By MIKE LEE
As the threat of climate change continues to slowly degrade New York City’s viability, DC 37 is training workers to be the leading edge of a skilled workforce to deal with the crisis.
As a long-time leader in the drive toward a green, sustainable New York City, last year the union announced an ambitious program to train workers for green jobs to help confront the growing impact of climate change on the city.
“Our city has seen firsthand what happens when we’re not prepared for the growing climate crisis,” said DC 37 Executive Director Henry Garrido. “The city must create a pathway for good, green union jobs, and DC 37 has the skilled labor and training programs within our union to fill them.”
Through its Education Fund, the DC 37 Green Jobs Training Initiative began its first year of training workers to be part of a future generation of a green workforce. Thanks partly to a grant awarded by NYSERDA — the New York State Energy Research and Development Authority — the Green Jobs Training Initiative began holding classes last year.
From May 2021 through the end of mid-December, the program’s participants earned approximately 71 GPRO certifications created by the Urban Green Council, whose stated goal is “teaching the people who build, renovate and maintain buildings the tools to integrate high-performance construction and maintenance practices into their everyday work.”
Stephen Johnson, Administrator of the DC 37 Education Fund, said the certifications earned include Environmental Fundamentals, Electric, Mechanical, and Operations & Maintenance, all areas vital to providing services in green-oriented building engineering and technical maintenance.
The Ed Fund helped train 77 students in the first year alone, including 46 DC 37 members.
“These are identified as ‘incumbent’ workers, those who are already engineers, architects, construction project managers, and other related job titles who received advanced level training to further their career prospects,” Johnson said.
These job titles earn higher incomes than the average DC 37 member. However, out of those students, 27 were in disadvantaged communities.
“These communities are defined by having an above-average burden of adverse public-health effects, environmental pollution, the impact of climate change, and comprise high concentrations of low-and moderate-income households,” Johnson said.
Among that group, 13 students belonged to an identified priority population, which Johnson defined as veterans, individuals with disabilities, single parents, the homeless, and workers who are low-income, previously incarcerated, or aged 16-24.
In Oct. 2021, the Ed Fund submitted a new grant application for additional funding of nearly $500,000 to continue training. This grant will provide an opportunity to expand classes to new students looking to move from their current careers to participate in the basics of the green energy economy by learning to work in energy efficiency, building construction, and maintenance.
“As of now, we are still waiting to see if we’ll get additional money for the new training we plan to offer this year,” Johnson said. “We have not conducted any outreach since we have not yet received the additional grant money. So while we don’t have a start date yet, hopefully we can plan to begin before the summer months.”
Even without the grant, Johnson is hopeful DC 37 and the Education Fund will continue the training for a small group, training that will be longer in scope since this will expand on last year’s program.

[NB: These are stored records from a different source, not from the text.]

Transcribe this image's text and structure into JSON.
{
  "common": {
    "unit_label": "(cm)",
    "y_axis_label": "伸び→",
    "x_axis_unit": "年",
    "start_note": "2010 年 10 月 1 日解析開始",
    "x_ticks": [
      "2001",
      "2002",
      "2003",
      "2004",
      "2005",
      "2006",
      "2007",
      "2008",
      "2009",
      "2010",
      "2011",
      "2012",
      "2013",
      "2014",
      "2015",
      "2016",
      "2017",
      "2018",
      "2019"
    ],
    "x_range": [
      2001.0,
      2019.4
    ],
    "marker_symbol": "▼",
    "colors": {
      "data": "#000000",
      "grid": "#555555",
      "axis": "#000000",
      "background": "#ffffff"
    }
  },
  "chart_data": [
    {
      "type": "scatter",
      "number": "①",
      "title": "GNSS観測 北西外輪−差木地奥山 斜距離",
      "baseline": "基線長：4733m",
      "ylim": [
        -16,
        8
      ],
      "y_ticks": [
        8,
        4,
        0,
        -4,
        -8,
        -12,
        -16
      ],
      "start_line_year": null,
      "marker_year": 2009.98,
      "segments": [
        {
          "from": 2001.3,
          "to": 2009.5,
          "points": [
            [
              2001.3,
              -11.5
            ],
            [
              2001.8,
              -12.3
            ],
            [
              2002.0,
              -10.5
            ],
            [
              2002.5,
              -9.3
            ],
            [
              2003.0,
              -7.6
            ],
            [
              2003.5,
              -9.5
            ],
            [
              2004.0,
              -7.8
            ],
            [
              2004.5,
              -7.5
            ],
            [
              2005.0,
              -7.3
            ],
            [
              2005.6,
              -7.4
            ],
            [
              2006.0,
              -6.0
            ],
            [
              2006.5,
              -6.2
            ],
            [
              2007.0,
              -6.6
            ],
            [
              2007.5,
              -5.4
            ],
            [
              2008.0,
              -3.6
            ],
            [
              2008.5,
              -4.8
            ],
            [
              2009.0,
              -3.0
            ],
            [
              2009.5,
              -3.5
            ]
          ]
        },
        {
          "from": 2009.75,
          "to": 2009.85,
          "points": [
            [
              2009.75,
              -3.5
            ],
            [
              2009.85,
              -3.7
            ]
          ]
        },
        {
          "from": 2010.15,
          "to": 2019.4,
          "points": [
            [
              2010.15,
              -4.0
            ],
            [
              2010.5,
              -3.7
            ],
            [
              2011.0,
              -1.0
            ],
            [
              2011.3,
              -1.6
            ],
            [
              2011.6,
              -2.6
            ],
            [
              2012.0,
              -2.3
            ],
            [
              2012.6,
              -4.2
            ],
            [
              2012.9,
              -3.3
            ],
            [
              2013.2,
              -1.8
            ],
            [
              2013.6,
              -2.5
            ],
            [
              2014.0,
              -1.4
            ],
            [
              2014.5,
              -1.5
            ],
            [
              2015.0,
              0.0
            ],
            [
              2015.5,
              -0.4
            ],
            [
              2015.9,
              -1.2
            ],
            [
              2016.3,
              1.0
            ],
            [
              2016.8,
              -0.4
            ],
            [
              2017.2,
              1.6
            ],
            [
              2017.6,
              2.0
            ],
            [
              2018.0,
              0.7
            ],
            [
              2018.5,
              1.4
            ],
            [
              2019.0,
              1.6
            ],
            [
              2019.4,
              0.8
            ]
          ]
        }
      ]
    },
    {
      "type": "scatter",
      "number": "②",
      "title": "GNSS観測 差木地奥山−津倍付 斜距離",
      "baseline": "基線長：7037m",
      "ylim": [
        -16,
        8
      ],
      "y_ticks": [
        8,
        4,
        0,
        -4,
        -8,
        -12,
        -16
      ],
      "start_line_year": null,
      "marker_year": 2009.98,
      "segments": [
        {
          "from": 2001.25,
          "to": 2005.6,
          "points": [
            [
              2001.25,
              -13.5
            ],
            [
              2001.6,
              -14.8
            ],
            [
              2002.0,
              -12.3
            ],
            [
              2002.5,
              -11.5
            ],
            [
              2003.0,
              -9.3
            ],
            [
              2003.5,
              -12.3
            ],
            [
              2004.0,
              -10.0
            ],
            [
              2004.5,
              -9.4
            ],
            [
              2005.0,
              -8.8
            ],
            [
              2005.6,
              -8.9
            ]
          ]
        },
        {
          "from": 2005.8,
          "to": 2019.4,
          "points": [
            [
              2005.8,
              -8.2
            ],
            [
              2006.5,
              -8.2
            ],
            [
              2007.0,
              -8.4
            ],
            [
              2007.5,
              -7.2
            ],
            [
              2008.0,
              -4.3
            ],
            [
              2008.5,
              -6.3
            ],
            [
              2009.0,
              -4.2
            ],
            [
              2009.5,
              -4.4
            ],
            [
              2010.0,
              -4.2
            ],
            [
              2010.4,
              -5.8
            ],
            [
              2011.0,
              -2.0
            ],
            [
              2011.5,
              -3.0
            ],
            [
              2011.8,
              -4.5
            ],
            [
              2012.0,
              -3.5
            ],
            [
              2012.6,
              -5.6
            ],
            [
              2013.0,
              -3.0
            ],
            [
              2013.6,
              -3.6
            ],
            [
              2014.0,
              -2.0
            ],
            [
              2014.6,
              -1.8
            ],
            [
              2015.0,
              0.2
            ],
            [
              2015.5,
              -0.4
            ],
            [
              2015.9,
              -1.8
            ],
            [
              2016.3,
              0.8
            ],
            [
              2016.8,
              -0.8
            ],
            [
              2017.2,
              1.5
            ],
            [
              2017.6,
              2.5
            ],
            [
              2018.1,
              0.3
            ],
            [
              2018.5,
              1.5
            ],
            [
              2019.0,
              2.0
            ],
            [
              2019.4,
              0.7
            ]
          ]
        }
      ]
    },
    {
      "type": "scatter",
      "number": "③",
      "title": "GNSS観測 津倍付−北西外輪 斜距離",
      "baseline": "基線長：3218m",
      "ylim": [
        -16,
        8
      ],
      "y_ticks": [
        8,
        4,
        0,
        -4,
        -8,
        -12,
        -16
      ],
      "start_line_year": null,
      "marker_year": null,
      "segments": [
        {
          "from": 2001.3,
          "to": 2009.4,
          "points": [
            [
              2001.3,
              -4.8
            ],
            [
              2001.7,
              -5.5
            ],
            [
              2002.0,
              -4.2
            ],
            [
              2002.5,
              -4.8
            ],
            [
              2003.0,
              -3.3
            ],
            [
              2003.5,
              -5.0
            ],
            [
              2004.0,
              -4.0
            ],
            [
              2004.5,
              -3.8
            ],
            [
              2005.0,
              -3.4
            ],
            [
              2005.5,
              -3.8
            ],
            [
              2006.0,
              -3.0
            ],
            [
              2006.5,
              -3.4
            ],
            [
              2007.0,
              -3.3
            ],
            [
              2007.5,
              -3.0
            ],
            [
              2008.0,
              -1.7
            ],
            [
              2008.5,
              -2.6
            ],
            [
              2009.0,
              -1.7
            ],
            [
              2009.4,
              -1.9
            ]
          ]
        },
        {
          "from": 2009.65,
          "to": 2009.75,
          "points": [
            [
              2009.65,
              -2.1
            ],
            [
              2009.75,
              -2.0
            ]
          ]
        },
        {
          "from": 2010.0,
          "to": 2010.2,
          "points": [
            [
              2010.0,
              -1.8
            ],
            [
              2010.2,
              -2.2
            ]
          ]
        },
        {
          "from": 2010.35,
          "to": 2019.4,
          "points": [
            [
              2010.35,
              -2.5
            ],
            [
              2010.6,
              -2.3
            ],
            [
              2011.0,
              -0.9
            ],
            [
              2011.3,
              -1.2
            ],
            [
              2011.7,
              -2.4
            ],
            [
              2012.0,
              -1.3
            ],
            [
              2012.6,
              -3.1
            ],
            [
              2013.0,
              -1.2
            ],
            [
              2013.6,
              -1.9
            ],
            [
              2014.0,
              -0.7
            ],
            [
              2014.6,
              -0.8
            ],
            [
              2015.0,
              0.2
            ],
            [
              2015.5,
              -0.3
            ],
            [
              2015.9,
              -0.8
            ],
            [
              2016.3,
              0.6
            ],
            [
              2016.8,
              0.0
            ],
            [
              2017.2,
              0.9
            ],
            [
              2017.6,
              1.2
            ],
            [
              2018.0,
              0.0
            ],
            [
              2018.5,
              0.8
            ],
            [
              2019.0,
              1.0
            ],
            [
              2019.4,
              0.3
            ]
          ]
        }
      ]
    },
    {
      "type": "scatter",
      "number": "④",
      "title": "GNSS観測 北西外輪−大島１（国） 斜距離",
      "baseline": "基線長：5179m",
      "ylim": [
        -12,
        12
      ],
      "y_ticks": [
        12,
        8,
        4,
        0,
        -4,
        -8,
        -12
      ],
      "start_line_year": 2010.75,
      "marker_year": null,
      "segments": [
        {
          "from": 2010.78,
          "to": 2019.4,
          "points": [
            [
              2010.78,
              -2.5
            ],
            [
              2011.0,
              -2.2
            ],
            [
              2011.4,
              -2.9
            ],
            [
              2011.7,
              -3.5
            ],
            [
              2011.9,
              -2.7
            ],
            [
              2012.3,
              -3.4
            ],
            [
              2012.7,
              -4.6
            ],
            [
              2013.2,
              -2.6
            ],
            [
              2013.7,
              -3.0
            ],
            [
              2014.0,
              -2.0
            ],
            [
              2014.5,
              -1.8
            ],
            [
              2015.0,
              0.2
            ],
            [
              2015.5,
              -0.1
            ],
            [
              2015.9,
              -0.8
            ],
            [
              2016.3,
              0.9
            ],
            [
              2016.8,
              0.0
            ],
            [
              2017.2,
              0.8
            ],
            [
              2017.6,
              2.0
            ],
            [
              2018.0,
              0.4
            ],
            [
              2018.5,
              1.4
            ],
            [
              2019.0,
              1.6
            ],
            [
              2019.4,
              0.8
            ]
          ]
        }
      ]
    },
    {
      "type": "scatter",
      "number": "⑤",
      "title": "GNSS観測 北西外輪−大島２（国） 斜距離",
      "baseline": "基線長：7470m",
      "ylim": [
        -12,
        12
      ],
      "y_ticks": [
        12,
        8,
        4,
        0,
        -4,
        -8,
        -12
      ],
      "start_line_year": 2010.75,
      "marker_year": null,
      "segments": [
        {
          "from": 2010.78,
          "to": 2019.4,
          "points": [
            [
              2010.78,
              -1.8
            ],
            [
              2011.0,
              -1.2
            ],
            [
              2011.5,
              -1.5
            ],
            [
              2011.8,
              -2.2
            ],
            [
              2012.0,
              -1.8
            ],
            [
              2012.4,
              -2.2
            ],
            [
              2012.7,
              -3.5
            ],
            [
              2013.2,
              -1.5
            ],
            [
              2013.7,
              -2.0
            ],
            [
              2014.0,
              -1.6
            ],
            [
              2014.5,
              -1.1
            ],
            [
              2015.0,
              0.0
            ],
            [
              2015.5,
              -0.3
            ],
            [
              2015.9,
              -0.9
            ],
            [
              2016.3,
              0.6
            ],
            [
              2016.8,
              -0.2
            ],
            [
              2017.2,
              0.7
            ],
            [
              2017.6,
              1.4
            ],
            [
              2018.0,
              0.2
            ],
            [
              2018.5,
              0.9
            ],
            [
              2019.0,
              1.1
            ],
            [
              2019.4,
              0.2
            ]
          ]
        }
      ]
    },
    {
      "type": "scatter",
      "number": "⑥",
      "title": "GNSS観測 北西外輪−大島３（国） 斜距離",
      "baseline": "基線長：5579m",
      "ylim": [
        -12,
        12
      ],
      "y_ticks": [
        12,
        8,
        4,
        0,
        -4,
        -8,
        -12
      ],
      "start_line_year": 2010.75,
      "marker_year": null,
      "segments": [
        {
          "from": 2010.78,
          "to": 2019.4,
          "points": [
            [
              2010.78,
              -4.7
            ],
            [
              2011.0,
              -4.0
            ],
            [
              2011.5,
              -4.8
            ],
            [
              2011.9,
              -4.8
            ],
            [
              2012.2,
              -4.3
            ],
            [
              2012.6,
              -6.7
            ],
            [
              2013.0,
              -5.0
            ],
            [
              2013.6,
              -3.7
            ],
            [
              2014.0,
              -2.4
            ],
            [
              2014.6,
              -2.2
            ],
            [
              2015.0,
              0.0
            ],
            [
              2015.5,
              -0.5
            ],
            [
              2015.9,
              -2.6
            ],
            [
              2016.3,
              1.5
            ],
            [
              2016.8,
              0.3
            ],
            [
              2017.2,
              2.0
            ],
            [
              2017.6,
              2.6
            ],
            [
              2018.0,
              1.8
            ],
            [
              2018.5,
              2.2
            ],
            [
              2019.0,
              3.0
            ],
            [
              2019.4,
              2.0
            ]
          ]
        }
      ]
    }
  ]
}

The union is far from alone in its efforts. By making appointments to address climate change and environmental justice, notably Rit Aggarwala as commissioner of the Department of Environmental Protection, Mayor Eric Adams has made it clear that a sustainable city is a priority in his administration.
This coincides with DC 37’s efforts, such as the Green Jobs Initiative, to provide a unionized workforce to meet the demands of a greener workforce.